А в это время ничего не подозревавший Карпухин извлек из тайной захоронки нехитрые принадлежности и отправился в один из трюмных отсеков: там котельный машинист чувствовал себя хозяином.

Гадкая это штука — исколоть свое тело, но редко у кого из моряков хватает мужества избежать соблазна. Если на тебе нет навечно пронзивших кожу синеватых рисунков, чем ты отличаешься от других? Кто ты? Сними форму — и кто угадает в тебе просоленного матрогона?

Если Карпухин решился продемонстрировать свое мастерство на братишке закадычного друга, значит, он считал это дело правильным, а разубедить его пока никто не сумел. В одном из самых глухих ходов сообщения поджидал человек, по коже которого сегодня должна пройтись рука великого мастера. Нужно было притаиться, присесть на корточки и поглядывать вправо и влево железного туннеля, нагретого, как сковородка, близко расположенными котлами и ритмично сотрясаемого работающей и на стоянке турбиной. Воздух поступал плохо, и потому мысль текла вяло. Мастер запаздывал. Еще можно было послать все к черту и, вырвавшись на свежачок, успеть окунуть разваренное тело в прохладную соленую воду.

«Считаю до ста… Если не придет, тогда вира помалу», — окончательно решил расслабленный молодой комендор.

На счете «двадцать три» послышались осторожные шаги, и лампочка, ввинченная в подволок, осветила широкие плечи и хорошо развитую грудную клетку Карпухина, привычно справлявшуюся с недостатком кислорода. Карпухин поздоровался кивком головы и приказал:

— Ложись!

— Куда?

— На палубу. Куда же? — с мрачной безапелляционностью проговорил Карпухин. — Животом ложись. Начнем со спины. Робу сними, тельняшку.

Архипенко окончательно смирился перед лицом такого делового подхода. Все совершенно просто, никаких излишних переживаний. Таинственность обстановки побеждала. Только бы скорее!

— Не пори, Вася, горячку, не на конке скачешь, — ласково буркнул Карпухин, приготовляясь к делу, в то время как Василий натужно примащивался голой грудью и животом на горячем железе.

Рисунок, предварительно показанный Василию, изображал картину баталиста, скопированную Карпухиным в Музее Черноморского флота. Это был один из эпизодов обороны, с Нахимовым, комендорами, заряжавшими пушку, с пороховым дымом и взорвавшейся бомбой, поразившей усатого артиллериста в застегнутом бушлате.

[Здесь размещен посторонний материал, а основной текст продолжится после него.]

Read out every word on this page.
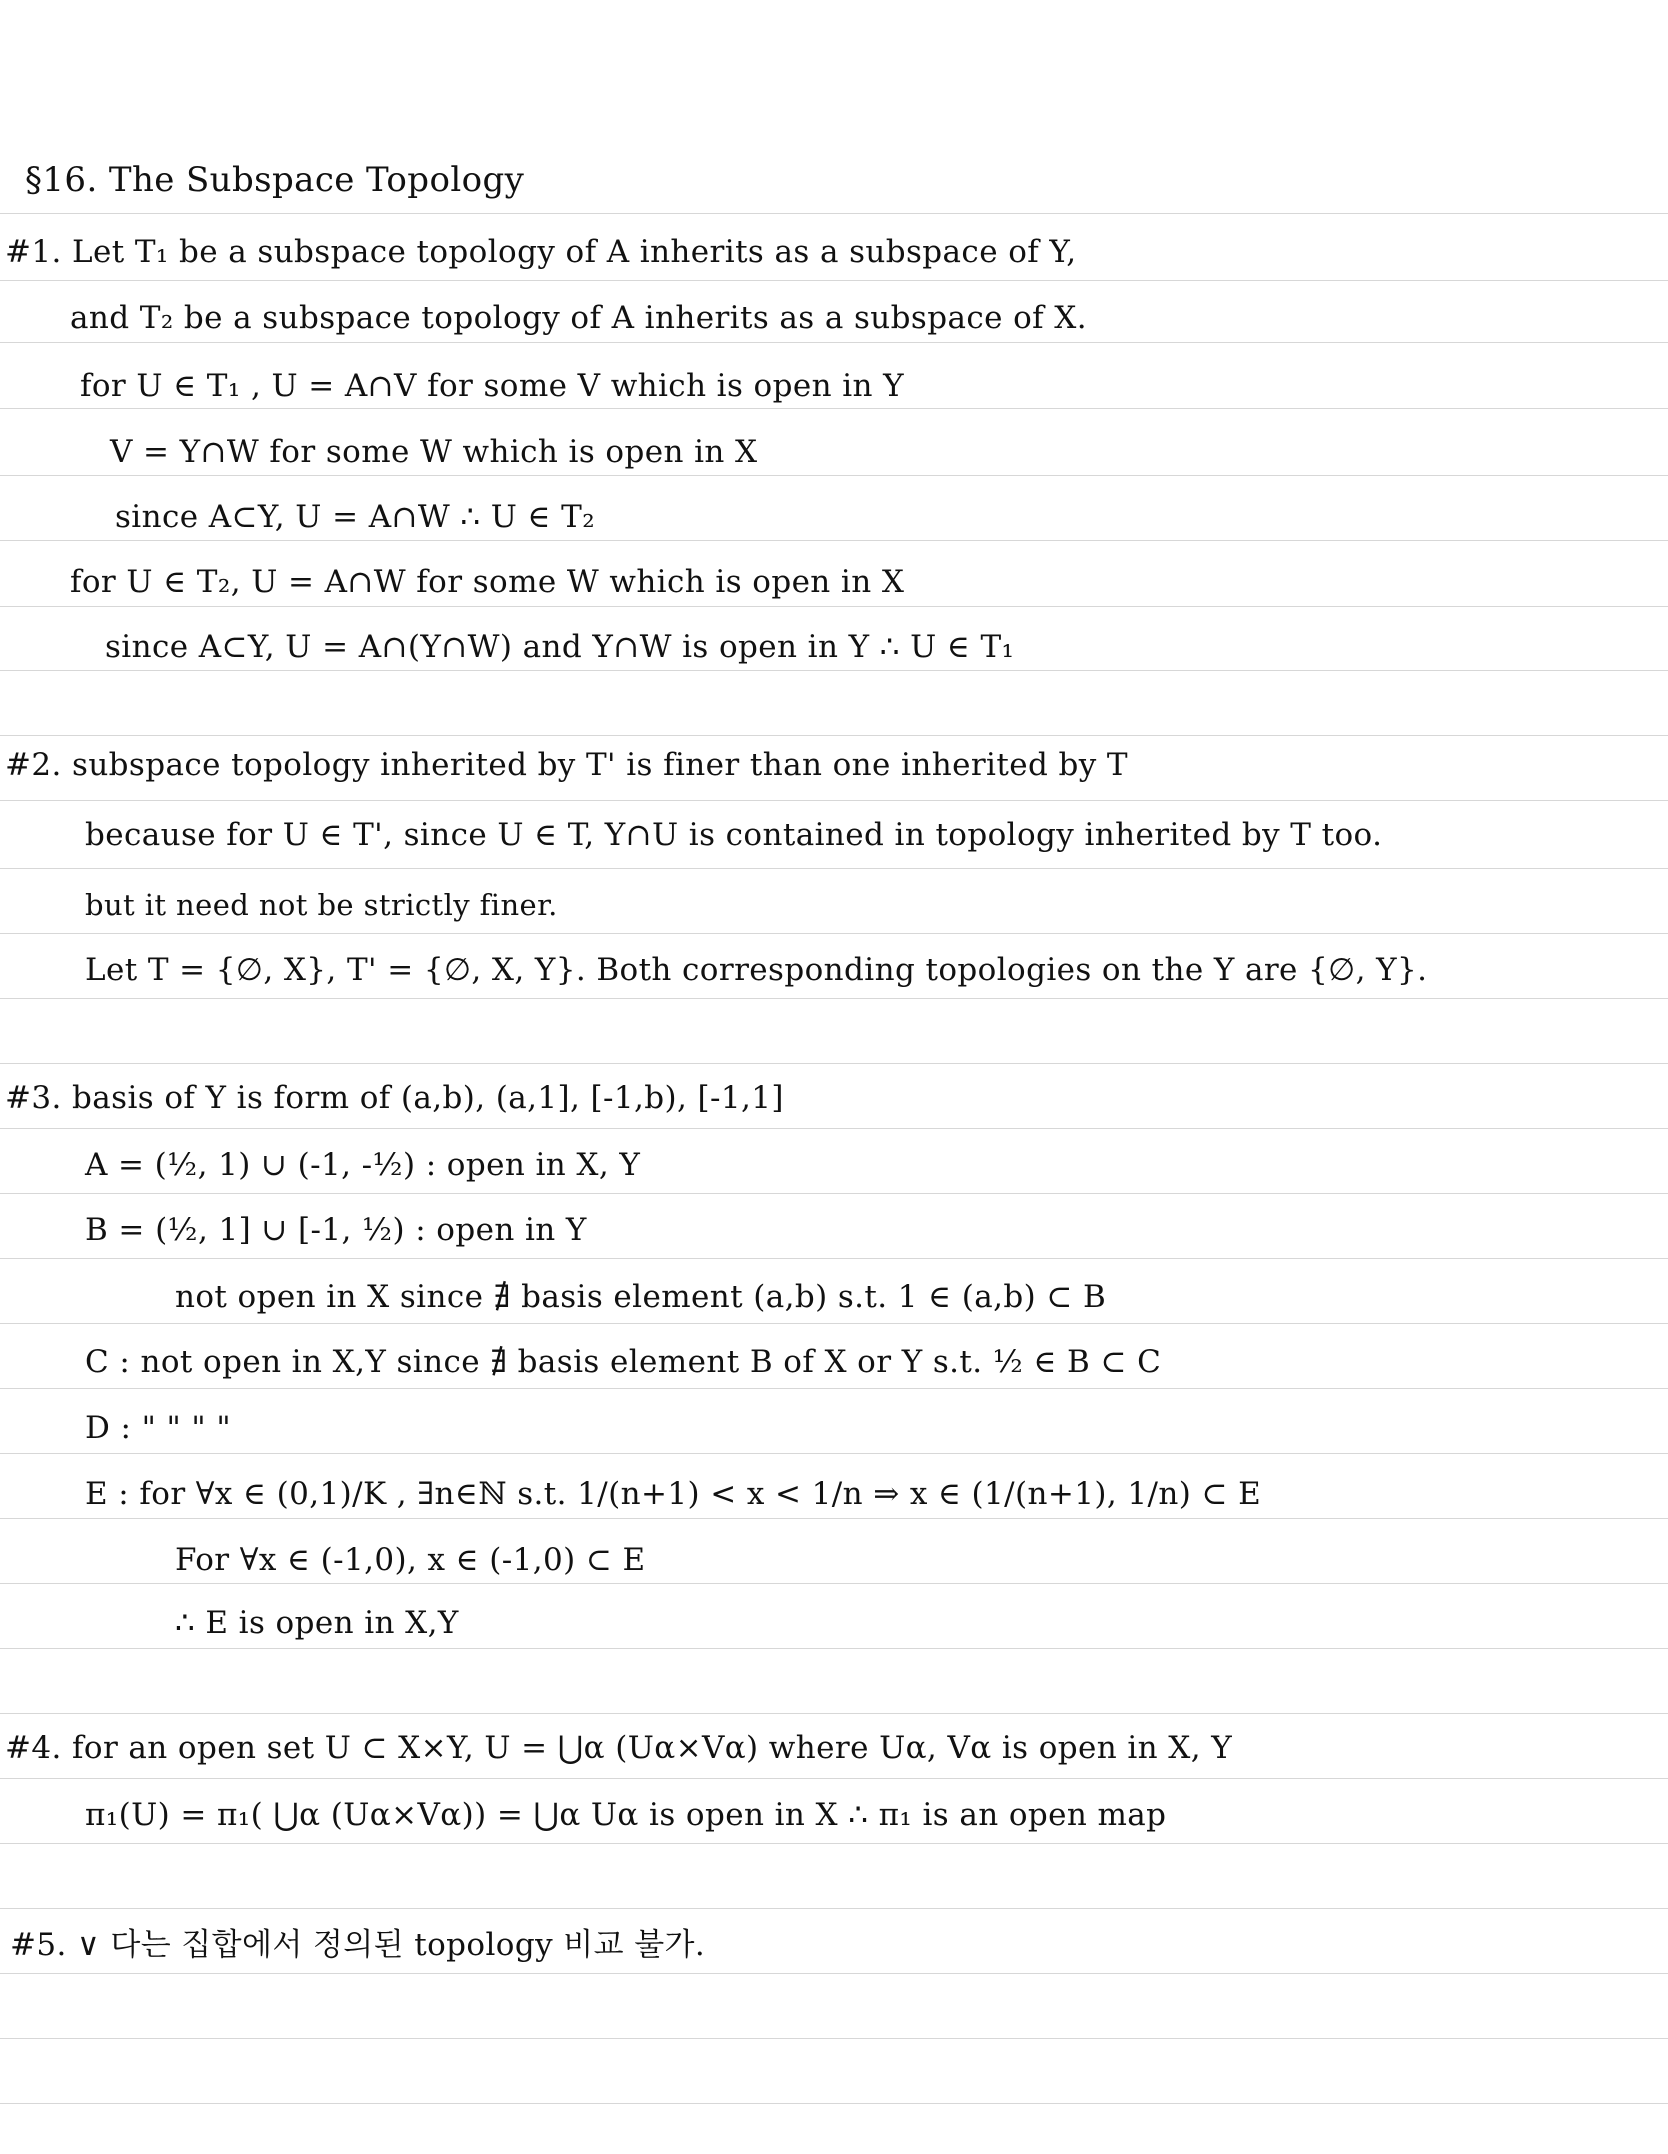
§16. The Subspace Topology
#1. Let T₁ be a subspace topology of A inherits as a subspace of Y,
and T₂ be a subspace topology of A inherits as a subspace of X.
for U ∈ T₁ , U = A∩V for some V which is open in Y
V = Y∩W for some W which is open in X
since A⊂Y, U = A∩W ∴ U ∈ T₂
for U ∈ T₂, U = A∩W for some W which is open in X
since A⊂Y, U = A∩(Y∩W) and Y∩W is open in Y ∴ U ∈ T₁
#2. subspace topology inherited by T' is finer than one inherited by T
because for U ∈ T', since U ∈ T, Y∩U is contained in topology inherited by T too.
but it need not be strictly finer.
Let T = {∅, X}, T' = {∅, X, Y}. Both corresponding topologies on the Y are {∅, Y}.
#3. basis of Y is form of (a,b), (a,1], [-1,b), [-1,1]
A = (½, 1) ∪ (-1, -½) : open in X, Y
B = (½, 1] ∪ [-1, ½) : open in Y
not open in X since ∄ basis element (a,b) s.t. 1 ∈ (a,b) ⊂ B
C : not open in X,Y since ∄ basis element B of X or Y s.t. ½ ∈ B ⊂ C
D : " " " "
E : for ∀x ∈ (0,1)/K , ∃n∈ℕ s.t. 1/(n+1) < x < 1/n ⇒ x ∈ (1/(n+1), 1/n) ⊂ E
For ∀x ∈ (-1,0), x ∈ (-1,0) ⊂ E
∴ E is open in X,Y
#4. for an open set U ⊂ X×Y, U = ⋃α (Uα×Vα) where Uα, Vα is open in X, Y
π₁(U) = π₁( ⋃α (Uα×Vα)) = ⋃α Uα is open in X ∴ π₁ is an open map
#5. ∨ 다는 집합에서 정의된 topology 비교 불가.
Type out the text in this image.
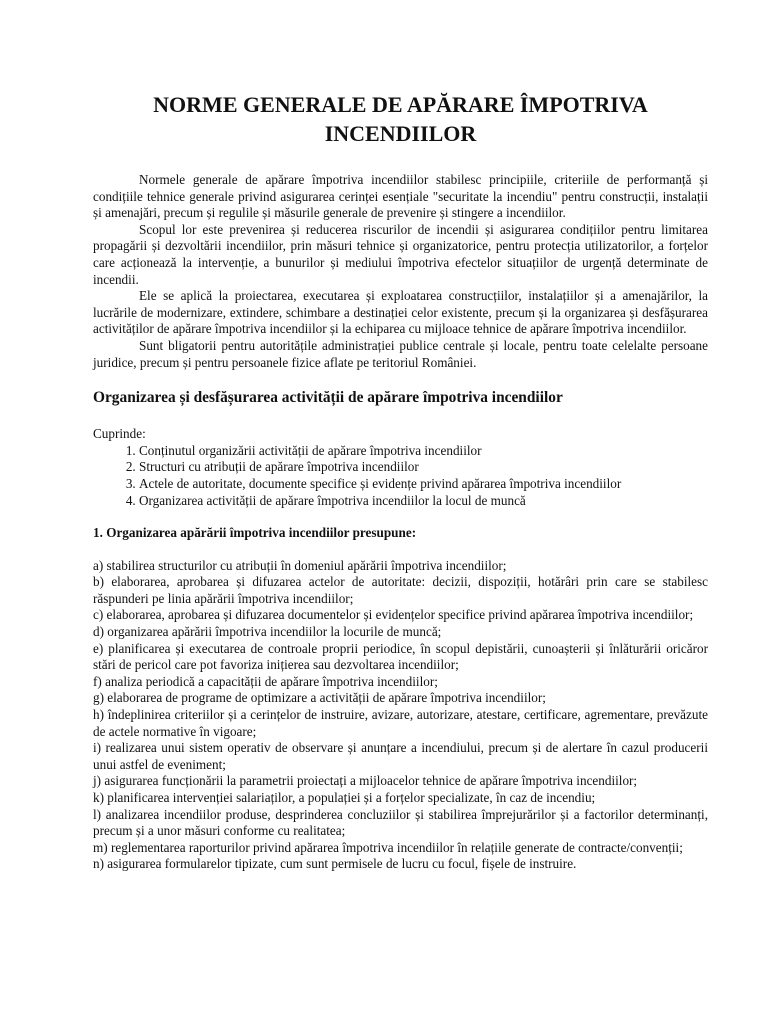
NORME GENERALE DE APĂRARE ÎMPOTRIVA INCENDIILOR

Normele generale de apărare împotriva incendiilor stabilesc principiile, criteriile de performanță și condițiile tehnice generale privind asigurarea cerinței esențiale "securitate la incendiu" pentru construcții, instalații și amenajări, precum și regulile și măsurile generale de prevenire și stingere a incendiilor.

Scopul lor este prevenirea și reducerea riscurilor de incendii și asigurarea condițiilor pentru limitarea propagării și dezvoltării incendiilor, prin măsuri tehnice și organizatorice, pentru protecția utilizatorilor, a forțelor care acționează la intervenție, a bunurilor și mediului împotriva efectelor situațiilor de urgență determinate de incendii.

Ele se aplică la proiectarea, executarea și exploatarea construcțiilor, instalațiilor și a amenajărilor, la lucrările de modernizare, extindere, schimbare a destinației celor existente, precum și la organizarea și desfășurarea activităților de apărare împotriva incendiilor și la echiparea cu mijloace tehnice de apărare împotriva incendiilor.

Sunt bligatorii pentru autoritățile administrației publice centrale și locale, pentru toate celelalte persoane juridice, precum și pentru persoanele fizice aflate pe teritoriul României.

Organizarea și desfășurarea activității de apărare împotriva incendiilor

Cuprinde:

1. Conținutul organizării activității de apărare împotriva incendiilor
2. Structuri cu atribuții de apărare împotriva incendiilor
3. Actele de autoritate, documente specifice și evidențe privind apărarea împotriva incendiilor
4. Organizarea activității de apărare împotriva incendiilor la locul de muncă

1. Organizarea apărării împotriva incendiilor presupune:

a) stabilirea structurilor cu atribuții în domeniul apărării împotriva incendiilor;

b) elaborarea, aprobarea și difuzarea actelor de autoritate: decizii, dispoziții, hotărâri prin care se stabilesc răspunderi pe linia apărării împotriva incendiilor;

c) elaborarea, aprobarea și difuzarea documentelor și evidențelor specifice privind apărarea împotriva incendiilor;

d) organizarea apărării împotriva incendiilor la locurile de muncă;

e) planificarea și executarea de controale proprii periodice, în scopul depistării, cunoașterii și înlăturării oricăror stări de pericol care pot favoriza inițierea sau dezvoltarea incendiilor;

f) analiza periodică a capacității de apărare împotriva incendiilor;

g) elaborarea de programe de optimizare a activității de apărare împotriva incendiilor;

h) îndeplinirea criteriilor și a cerințelor de instruire, avizare, autorizare, atestare, certificare, agrementare, prevăzute de actele normative în vigoare;

i) realizarea unui sistem operativ de observare și anunțare a incendiului, precum și de alertare în cazul producerii unui astfel de eveniment;

j) asigurarea funcționării la parametrii proiectați a mijloacelor tehnice de apărare împotriva incendiilor;

k) planificarea intervenției salariaților, a populației și a forțelor specializate, în caz de incendiu;

l) analizarea incendiilor produse, desprinderea concluziilor și stabilirea împrejurărilor și a factorilor determinanți, precum și a unor măsuri conforme cu realitatea;

m) reglementarea raporturilor privind apărarea împotriva incendiilor în relațiile generate de contracte/convenții;

n) asigurarea formularelor tipizate, cum sunt permisele de lucru cu focul, fișele de instruire.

На спину, насухо протертую тряпочкой, Карпухин наложил копировальную бумагу, а поверх — эскиз. Глубокомысленно посапывая широкими ноздрями, он карандашом, вызывающим щекотку, перевел рисунок и спрятал бумаги за пазуху.

— Отдохни.

Можно расслабить напряженное тело, повернуться на бок и вобрать в легкие нестерпимо жаркий воздух.

«Художник» готовился к дальнейшей операции. Разбавленная молоком тушь в крышке коробочки из-под сапожного крема покрывала донышко лишь настолько, чтобы можно было окунать концы иголок, вделанных в пробки прямыми или узорными рядками. Долгий опыт подсказал Карпухину новинку — кое-какие детали рисунка накалывать секциями. Искусству портить человеческую кожу его обучил на тральщике ныне демобилизованный Кирилл Фигурнов, рулевой с эсминца «Свирепый». Этот моряк дрался на море и на суше, закалился в лобовых атаках и, увешанный орденами, произвел неизгладимое впечатление на молодого колхозного парня Карпухина. А там, на тральщике, всем хотелось быть похожими на самых прославленных мореплавателей. Командир одобрял буйные позывы матросских сердец. И можно сказать, почти вся история великой войны за Отечество отразилась на обнаженных телах экипажа: гибель кораблей и транспортов, десанты на Мысхако, Эльтиген, в Николаев, подвиги тральщиков, торпедных катеров и даже доставка боеприпасов из глубокого тыла…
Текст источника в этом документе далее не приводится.